Овец перегнали обратно на пастбища, и семейству Клири пришлось выучиться обычаю здешнего края — сиесте. Вставали в пять утра, заканчивали все дела к полудню и валились без сил, обливались потом, ворочались и не находили себе места до пяти вечера. Так было и с женщинами в доме, и с мужчинами на выгонах. Работа, которую нельзя было сделать до полудня, заканчивалась после пяти, ужинали после захода солнца, стол был выставлен на веранду. Постели тоже пришлось вытащить из дому, потому что жара не спадала и к ночи. Кажется, ртуть уже целую вечность ни днем, ни ночью не опускалась ниже ста. Про говядину и думать забыли, в пищу годились только барашки поменьше, — их успевали съесть, пока мясо не испортится. И все жаждали разнообразия, всем опостылели вечные бараньи отбивные, тушеная баранина, пастуший пирог из бараньего фарша, баранина под соусом кэрри, жареная баранья нога, баранина с пряностями, вареная, соленая, баранина во всех видах.
Но в начале февраля жизнь Мэгги и Стюарта круто изменилась. Их отослали в Джиленбоун, в монастырскую школу с пансионом, потому что ближе учиться было негде. Хэл, когда подрастет, будет учиться заочно, в школе, которую устроили доминиканцы в Сиднее, сказал Пэдди, но Мэгги и Стюарт привыкли к учителям, и Мэри Карсон великодушно предложила платить за пансион и ученье в монастыре Креста господня. Притом у Фионы слишком много хлопот с маленьким Хэлом, некогда ей следить еще и за тем, как они учатся. С самого начала подразумевалось, что образование Джека и Хьюги закончено: Дрохеде они нужны были для работы на земле, а им только того и хотелось.
Странной показалась Мэгги и Стюарту после Дрохеды, а главное — после школы Пресвятого Сердца в Уэхайне мирная жизнь в монастыре Креста господня. Отец Ральф тонко дал монахиням понять, что эти двое детей — его подопечные, а их тетка — самая богатая женщина в Новом Южном Уэльсе. И вот застенчивость Мэгги преобразилась из порока в добродетель, а Стюарт своей необычайной отрешенностью, привычкой часами смотреть куда-то в невообразимую даль заслужил прозвище «маленького святого».

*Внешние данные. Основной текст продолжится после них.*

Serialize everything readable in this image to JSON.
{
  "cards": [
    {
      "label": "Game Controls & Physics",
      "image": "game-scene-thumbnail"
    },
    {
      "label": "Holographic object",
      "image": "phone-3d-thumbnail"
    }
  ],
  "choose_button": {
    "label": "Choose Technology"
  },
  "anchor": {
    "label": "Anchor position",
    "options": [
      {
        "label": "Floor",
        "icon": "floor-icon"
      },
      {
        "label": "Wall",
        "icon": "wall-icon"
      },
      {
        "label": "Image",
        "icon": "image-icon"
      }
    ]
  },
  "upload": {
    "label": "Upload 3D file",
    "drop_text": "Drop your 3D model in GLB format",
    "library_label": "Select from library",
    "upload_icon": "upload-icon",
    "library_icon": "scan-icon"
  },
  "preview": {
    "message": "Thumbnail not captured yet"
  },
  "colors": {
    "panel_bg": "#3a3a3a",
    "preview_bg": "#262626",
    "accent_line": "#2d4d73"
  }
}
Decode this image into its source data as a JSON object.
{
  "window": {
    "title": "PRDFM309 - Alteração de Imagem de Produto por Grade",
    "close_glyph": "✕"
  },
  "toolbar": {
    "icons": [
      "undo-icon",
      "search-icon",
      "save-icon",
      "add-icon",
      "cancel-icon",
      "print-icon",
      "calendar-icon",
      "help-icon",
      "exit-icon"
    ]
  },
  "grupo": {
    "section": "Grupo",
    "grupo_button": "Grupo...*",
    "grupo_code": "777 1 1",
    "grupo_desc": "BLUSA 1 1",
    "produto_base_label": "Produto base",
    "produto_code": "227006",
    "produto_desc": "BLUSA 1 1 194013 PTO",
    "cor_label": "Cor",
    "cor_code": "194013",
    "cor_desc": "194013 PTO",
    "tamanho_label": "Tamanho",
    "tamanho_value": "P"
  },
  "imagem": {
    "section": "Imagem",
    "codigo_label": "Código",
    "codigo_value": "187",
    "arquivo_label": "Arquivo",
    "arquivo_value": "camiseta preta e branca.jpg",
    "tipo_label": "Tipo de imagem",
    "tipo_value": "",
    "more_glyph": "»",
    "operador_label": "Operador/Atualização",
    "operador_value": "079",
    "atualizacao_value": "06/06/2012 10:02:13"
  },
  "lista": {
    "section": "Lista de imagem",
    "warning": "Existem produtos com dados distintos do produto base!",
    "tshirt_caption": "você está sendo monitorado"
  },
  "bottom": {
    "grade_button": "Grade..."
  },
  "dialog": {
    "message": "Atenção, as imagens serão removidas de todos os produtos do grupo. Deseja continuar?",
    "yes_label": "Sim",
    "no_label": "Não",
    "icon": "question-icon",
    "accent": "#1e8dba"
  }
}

Да, тут жилось очень мирно, потому что пансионеров было совсем мало: жители округа, достаточно богатые, чтобы учить своих отпрысков в закрытой школе с пансионом, неизменно предпочитали посылать их в Сидней. В джиленбоунском монастыре пахло лаком и цветами, в полутемных коридорах с высокими сводами обдавало тишиной и явственно ощутимым благочестием. Все говорили вполголоса, жизнь проходила словно за тончайшей черной вуалью. Детей никто не лупил тростью, никто на них не кричал, и притом был на свете отец Ральф.